How AI Can Help DOD Change Patient Outcomes On the Battlefield
AI and edge computing could help service members in combat zones endure through difficult circumstances.
Artificial Intelligence (AI) is one of the greatest areas of innovation in the Defense Department (DOD) medical field that could change patient outcomes in theater, according to Jesus Caban, chief of clinical and research informatics at the Walter Reed National Military Medical Center.
Service members in combat zones could often be days away from the nearest medical facility. In those instances, AI and edge computing capabilities can help save soldiers’ lives on the battlefield by enabling medics and other military service members to enter a data point, such as a picture of a gunshot wound or the type of injury the patient sustained, then get in touch with a “helper.” Based on the data entered, the “helper” can provide information about the kind of medical care the patient needs to receive.
“There are a lot of opportunities out there for us to be able to go and say ‘How are we leveraging devices at the point of injury, edge computing to be able to help — not the doctors — at that level are the corpsmen and the medics or the patient himself to stay alive for 24 hours, 36 hours into reaching a hospital,'” Caban said at the Red Hat Government Symposium Wednesday.
In the war in Ukraine, Ukrainian service members and allied partners are often days away from the nearest medical facility, making deployment of capabilities such as AI and edge computing critical for medics and patients on the ground.
“Unfortunately, when you don’t have air superiority, I think those things will happen,” Caban said. “Therefore, I think we need to be looking at those situations and saying, ‘Okay, how can edge computing, how predictive models that I have, how old the clinical data that I can have there, the environment, the sensors and so on will help to keep this patient alive.
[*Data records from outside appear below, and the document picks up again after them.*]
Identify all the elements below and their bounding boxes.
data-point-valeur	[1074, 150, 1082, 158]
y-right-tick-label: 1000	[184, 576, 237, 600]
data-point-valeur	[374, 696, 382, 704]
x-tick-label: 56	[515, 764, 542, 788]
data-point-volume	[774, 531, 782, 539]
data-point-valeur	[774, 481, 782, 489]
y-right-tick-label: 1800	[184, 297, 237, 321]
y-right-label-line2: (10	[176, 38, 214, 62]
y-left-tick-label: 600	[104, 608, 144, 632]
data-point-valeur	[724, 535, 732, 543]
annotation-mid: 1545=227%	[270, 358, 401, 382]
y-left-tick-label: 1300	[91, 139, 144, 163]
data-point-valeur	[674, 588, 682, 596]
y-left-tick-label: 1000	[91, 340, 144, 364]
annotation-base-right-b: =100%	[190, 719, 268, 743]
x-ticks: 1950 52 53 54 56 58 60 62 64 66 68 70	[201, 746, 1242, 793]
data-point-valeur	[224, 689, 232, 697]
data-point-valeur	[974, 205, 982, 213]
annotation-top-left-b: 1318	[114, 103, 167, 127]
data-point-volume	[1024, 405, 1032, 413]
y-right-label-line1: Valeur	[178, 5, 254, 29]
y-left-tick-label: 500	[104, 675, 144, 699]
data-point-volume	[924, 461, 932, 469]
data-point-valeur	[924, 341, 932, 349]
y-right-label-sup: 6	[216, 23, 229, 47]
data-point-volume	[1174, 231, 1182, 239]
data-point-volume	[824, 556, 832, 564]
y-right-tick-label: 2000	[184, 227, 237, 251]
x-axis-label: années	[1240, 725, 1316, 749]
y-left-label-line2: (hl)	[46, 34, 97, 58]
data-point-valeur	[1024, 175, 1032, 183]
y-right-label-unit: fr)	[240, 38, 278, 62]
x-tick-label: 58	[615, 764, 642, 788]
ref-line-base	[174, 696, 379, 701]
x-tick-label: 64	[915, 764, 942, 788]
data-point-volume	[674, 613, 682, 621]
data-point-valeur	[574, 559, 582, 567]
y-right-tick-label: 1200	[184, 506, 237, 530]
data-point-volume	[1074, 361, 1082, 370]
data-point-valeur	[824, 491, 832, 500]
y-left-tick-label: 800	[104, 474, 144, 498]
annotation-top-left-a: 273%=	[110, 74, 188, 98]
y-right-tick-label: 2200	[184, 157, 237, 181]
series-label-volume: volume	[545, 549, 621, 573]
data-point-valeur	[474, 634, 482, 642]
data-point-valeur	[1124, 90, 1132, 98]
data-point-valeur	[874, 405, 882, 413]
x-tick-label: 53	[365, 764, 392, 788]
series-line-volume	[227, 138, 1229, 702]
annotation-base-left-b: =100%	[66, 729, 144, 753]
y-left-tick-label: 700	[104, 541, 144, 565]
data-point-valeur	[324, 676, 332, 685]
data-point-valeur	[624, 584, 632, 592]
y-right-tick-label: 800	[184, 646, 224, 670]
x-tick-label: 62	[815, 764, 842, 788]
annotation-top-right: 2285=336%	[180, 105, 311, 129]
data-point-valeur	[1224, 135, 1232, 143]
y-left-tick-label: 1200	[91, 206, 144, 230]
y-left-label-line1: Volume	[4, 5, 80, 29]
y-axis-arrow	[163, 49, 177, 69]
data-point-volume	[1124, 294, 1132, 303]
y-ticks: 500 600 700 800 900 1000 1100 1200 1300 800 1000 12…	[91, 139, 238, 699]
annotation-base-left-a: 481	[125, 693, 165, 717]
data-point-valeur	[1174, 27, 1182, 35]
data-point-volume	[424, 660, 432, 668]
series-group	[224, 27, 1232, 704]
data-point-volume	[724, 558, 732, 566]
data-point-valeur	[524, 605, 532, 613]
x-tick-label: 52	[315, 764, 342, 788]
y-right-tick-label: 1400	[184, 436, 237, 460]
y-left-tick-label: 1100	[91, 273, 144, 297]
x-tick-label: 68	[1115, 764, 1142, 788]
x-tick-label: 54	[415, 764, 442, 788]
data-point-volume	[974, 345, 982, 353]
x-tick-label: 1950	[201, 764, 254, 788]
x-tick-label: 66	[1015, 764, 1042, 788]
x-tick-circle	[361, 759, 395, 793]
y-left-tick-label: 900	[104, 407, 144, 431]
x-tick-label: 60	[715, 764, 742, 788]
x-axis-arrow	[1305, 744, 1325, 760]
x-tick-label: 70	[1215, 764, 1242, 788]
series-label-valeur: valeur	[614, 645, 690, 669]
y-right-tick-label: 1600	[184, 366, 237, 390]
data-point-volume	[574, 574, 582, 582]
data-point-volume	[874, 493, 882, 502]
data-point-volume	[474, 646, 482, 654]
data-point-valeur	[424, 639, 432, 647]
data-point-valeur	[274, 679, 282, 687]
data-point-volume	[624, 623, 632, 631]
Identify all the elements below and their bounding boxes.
So I think that’s what we should be learning from these grim wars.”
DOD and the Department of Veterans Affairs (VA) researchers have also deployed AI and machine learning (ML) capabilities to understand and treat traumatic brain injury (TBI). Caban said that every active duty patient he has had since 1999 who sustained a brain injury is now in the registry, which includes around 510,000 patients.
With that data, researchers are now able to develop predictive models allowing doctors to understand the likelihood of developing mental health conditions.
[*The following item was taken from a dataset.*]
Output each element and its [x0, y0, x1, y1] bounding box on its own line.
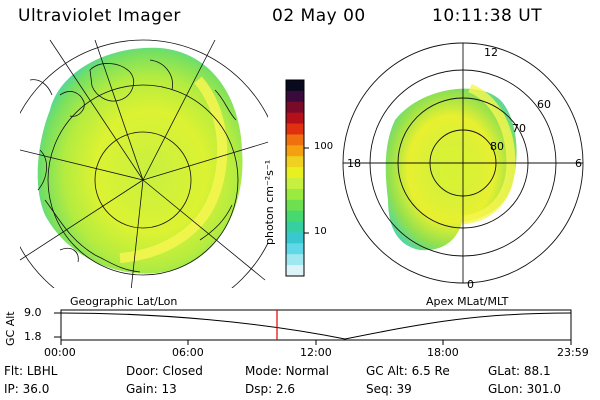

“All the medical records have been standardized, and it’s in our registry, so maybe it’s some labs, medications, clinical notes, and so on. So then once we had that … now we need to start creating models to understand the likelihood of developing mental health conditions,” Caban said. “How many of them develop mental health conditions after having a concussion? Does it take six months to a year? When do they start developing those mental health conditions?”
Connecting patients’ data behind the VA firewall securely allows DOD and VA to conduct long-term analysis for the TBI programs with the help of AI and ML.
“I think AI methods are going to be essential to really understand the interconnections of diseases,” Dr. Mary Jo Pugh, VA research career scientist, told GovCIO Media & Research. “So you have the disease networks, and you can see that longitudinally with these longitudinal data. You can do a logistic regression with … typical methods, but you don’t see all of the interconnections. I’m not 100% positive, but I believe very strongly we’re going to see some interesting connections that we didn’t realize before.”
AI is also helping VA clinicians reduce administrative burdens and concentrate on treating patients instead.
“It’s true that there is no physician, clinician, psychologist who ever got into that field saying, ‘What I really want to do is fill out a bunch of forms, and I want to search through piles and piles of data to find what I really need,'” Amanda Purnell, director of data and analytics innovation at the Department of Veterans Affairs, said at the Red Hat Government Symposium.